2008年11月27日星期四

Reforming my Writing, Part 2

Changing from academic writing, as I wrote last week, involved picking the best, the most interesting parts of experiences, places, etc. and bringing them to the front. I've had to learn to turn amorphous experiences into stories, especially in the case of travel writing.

Another big part of changing my writing has been to carry out the similar changes at the level of sentence structure. In academic writing and writing for my classes, I was accustomed to writing long, Thoreau-esque sentences.
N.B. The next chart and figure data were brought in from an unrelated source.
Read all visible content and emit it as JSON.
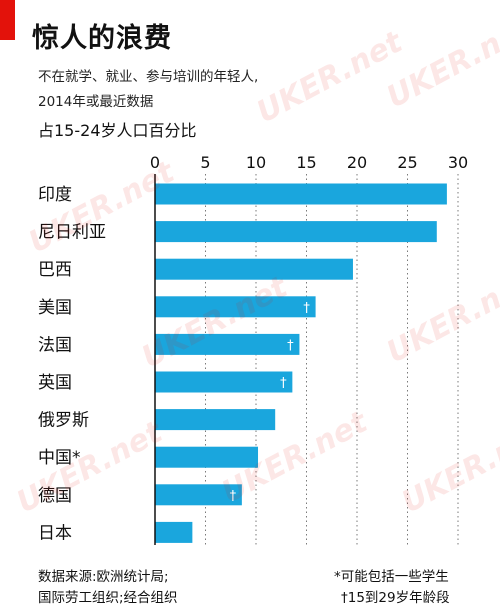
{
  "title": "惊人的浪费",
  "subtitle_line1": "不在就学、就业、参与培训的年轻人,",
  "subtitle_line2": "2014年或最近数据",
  "unit_label": "占15-24岁人口百分比",
  "footer": {
    "source_line1": "数据来源:欧洲统计局;",
    "source_line2": "国际劳工组织;经合组织",
    "note1": "*可能包括一些学生",
    "note2": "†15到29岁年龄段"
  },
  "watermark": "UKER.net",
  "colors": {
    "bar": "#1aa6dd",
    "accent": "#e3120b",
    "marker": "#ffffff"
  },
  "chart_data": {
    "type": "bar",
    "orientation": "horizontal",
    "categories": [
      "印度",
      "尼日利亚",
      "巴西",
      "美国",
      "法国",
      "英国",
      "俄罗斯",
      "中国*",
      "德国",
      "日本"
    ],
    "values": [
      28.9,
      27.9,
      19.6,
      15.9,
      14.3,
      13.6,
      11.9,
      10.2,
      8.6,
      3.7
    ],
    "markers": [
      "",
      "",
      "",
      "†",
      "†",
      "†",
      "",
      "",
      "†",
      ""
    ],
    "x_ticks": [
      0,
      5,
      10,
      15,
      20,
      25,
      30
    ],
    "xlim": [
      0,
      30
    ],
    "grid": "vertical dotted",
    "title": "惊人的浪费",
    "xlabel": "",
    "ylabel": ""
  }
}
Perhaps I think in longer sentences; whatever the reason, it's been hard to streamline my sentences.

I remember being slightly disappointed in my first and only journalism class, back at East Lansing High School, where I learned that newspaper writing was basic, to-the-point, no frills, or, in other words, aimed at a third grader. Of course, not all newspaper writing is like this. Students studying for the vocab portions of the GRE are often encouraged to read The New York Times.

Yet the majority of writing is meant to be simple and understandable. And it's not necessarily a bad thing. A major goal of a newswriter should be to communicate information effectively and clearly.

Even after paying attention to this problem with my writing, the second piece of feedback I got from the editor who looked over my first story draft told me clearly: you need to cut down on the long sentences. They're confusing.

So I've been trying to limit the number of dependent clauses and make sure my dog could follow my work. At least my audience is widening.